There was an urgent need to reassure, as the pressure had increased in recent weeks on the Saint-Etienne distributor. The rating agency S&P downgraded its rating from B to CCC+ in early October, anticipating “a tougher operating environment for French distributors”. Before Thursday’s rally, Casino’s stock price had lost more than 60% of its value since January. Finally, its CDS, this financial product whose purpose is to insure its holder against the risk of default, had taken off, a sign of the doubt that had seized on its ability to repay its debt (4.6 billion euros). euros once the sale of Greenyellow has been cashed). All of this has fueled speculation of growing tensions between Casino and its creditors.

Thursday, Casino has endeavored to demonstrate that the situation is under control. The strong increase in sales belies fears of a deleterious impact of inflation on the distributor’s activity, and therefore on its ability to repay its debts.

Customers less sensitive to inflation

Casino today is faced with a double challenge. He must first show that he can meet his next three repayment deadlines. 196 million euros are to be repaid next January, for which 190 million euros have been deposited in an escrow account. The group will have to honor two other bond maturities in 2024 – respectively 731 million euros and 529 million euros. 100 million euros of bonds have already been bought on the markets, at discounted rates. To do this, Casino took out a loan from the Farrallon fund. But now that this strategy is known to the market, redemptions of bond debts are likely to be more difficult.

Casino still has assets to sell. In Latin America, itnow has three distinct assets in a buoyant context, which opens the way to valuation options“, underlines David Lubek, the financial director of the group. Assai, the growing cash and carry brand (wholesale purchases) of which he intends to sell part, is worth 2.4 billion euros, estimates Casino. GPA now includes the group’s premium supermarkets and Exito, the activities in Colombia. Both are also for sale.
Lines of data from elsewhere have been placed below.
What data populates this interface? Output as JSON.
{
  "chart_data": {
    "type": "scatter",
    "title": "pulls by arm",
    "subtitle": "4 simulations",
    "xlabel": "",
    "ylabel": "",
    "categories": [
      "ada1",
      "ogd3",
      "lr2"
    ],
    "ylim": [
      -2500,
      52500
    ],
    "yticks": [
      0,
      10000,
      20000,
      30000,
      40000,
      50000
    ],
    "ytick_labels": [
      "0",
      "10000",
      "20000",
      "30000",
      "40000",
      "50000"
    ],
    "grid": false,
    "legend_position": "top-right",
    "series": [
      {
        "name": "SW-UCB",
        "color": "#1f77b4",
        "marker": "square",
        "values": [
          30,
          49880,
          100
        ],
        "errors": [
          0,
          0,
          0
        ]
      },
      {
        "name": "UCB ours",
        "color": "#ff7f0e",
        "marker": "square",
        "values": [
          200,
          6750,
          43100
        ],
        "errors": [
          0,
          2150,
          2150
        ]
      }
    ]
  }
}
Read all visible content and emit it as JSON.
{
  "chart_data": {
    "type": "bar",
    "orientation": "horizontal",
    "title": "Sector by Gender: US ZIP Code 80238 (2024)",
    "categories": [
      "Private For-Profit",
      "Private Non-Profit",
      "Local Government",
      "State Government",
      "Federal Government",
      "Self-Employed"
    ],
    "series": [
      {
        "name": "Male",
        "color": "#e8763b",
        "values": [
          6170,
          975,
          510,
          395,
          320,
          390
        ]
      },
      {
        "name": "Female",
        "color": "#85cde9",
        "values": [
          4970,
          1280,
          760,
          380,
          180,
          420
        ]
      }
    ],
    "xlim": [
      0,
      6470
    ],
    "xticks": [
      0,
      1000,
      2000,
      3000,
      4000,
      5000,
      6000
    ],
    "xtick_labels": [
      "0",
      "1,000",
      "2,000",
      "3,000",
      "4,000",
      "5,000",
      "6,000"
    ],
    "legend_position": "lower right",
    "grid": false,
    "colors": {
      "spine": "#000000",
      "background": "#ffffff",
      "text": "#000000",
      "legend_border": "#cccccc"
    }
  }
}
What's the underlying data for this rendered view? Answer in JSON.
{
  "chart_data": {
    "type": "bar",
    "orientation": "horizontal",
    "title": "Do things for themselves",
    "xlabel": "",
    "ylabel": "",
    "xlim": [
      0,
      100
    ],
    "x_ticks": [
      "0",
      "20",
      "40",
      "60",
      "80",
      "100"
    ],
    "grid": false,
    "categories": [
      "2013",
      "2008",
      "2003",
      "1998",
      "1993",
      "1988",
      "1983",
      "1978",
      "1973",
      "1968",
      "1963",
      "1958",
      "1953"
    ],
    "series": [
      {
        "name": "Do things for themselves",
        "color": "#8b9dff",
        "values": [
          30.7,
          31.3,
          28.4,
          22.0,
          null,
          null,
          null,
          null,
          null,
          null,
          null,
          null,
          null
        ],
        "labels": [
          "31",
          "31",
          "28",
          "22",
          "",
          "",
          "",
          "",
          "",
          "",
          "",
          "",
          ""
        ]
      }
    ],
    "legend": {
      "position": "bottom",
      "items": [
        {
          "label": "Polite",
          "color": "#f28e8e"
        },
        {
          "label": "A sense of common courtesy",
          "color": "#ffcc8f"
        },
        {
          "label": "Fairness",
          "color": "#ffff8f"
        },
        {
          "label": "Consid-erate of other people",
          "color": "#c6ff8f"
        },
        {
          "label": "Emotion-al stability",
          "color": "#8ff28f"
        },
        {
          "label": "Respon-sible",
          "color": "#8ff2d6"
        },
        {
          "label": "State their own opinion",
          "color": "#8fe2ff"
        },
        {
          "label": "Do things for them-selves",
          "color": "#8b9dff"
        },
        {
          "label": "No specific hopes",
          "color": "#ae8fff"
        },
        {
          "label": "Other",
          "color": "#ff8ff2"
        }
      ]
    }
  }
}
The second challenge for Casino is to demonstrate its ability to meet its covenants, this ratio of debt to Ebitda (gross operating surplus) calculated at the end of each quarter and imposed as a safeguard by its creditors. The stakes are high: if the covenants are not respected, the entire debt becomes payable. The last covenants have been comfortably passed, specifies Casino. Those of 1er quarter 2023 will however be more difficult to take into account the seasonality of its activity, estimates the firm of analysts Bryan Garnier. Casino is working to increase its Ebitda. It increased by 184 million euros in the third quarter (+26%), driven by the increase in sales and cost control.

All profitable brands

In a context where inflation is eating into the margins of the distribution sector, Casino considers itself well off: its customers, who are better off, he believes, are less sensitive to rising prices than the French as a whole. The labels on its shelves are growing faster than its costs. A good connoisseur of the group notes that prices have already increased considerably over the past 18 months, and that consumer tolerance for inflation is still not without limit. Casino is also on course to reduce costs. Next year, the 5% increase in payroll (10% of group costs) will be offset by natural departures. A savings plan has been implemented at Cdiscount, in order to return to pre-Covid profitability levels.

The brands are now all profitable in France, so when business is good, the effect is immediate on EBITDA“, welcomes David Lubek. The massive development of franchised convenience stores should generate more turnover. The group has opened 527 convenience stores in the past nine months. “There is a Franprix every two days on average, and a Casino convenience store every dayemphasizes David Lubek. The density of our network allows us to have lower logistics costs and the diversity of our brands to rally different types of players“. All without having to invest with your own money. The large Magne and Bérard franchisees (153 stores) recently joined the group.

If Casino manages to respect its covenants and to overcome the obstacle of the repayment deadlines of 2024, it will however not yet be out of the woods. In 2025, it will still have to help its parent company Rallye to meet its own deadlines by paying it more than 4 billion euros in dividends. Another pair of sleeves.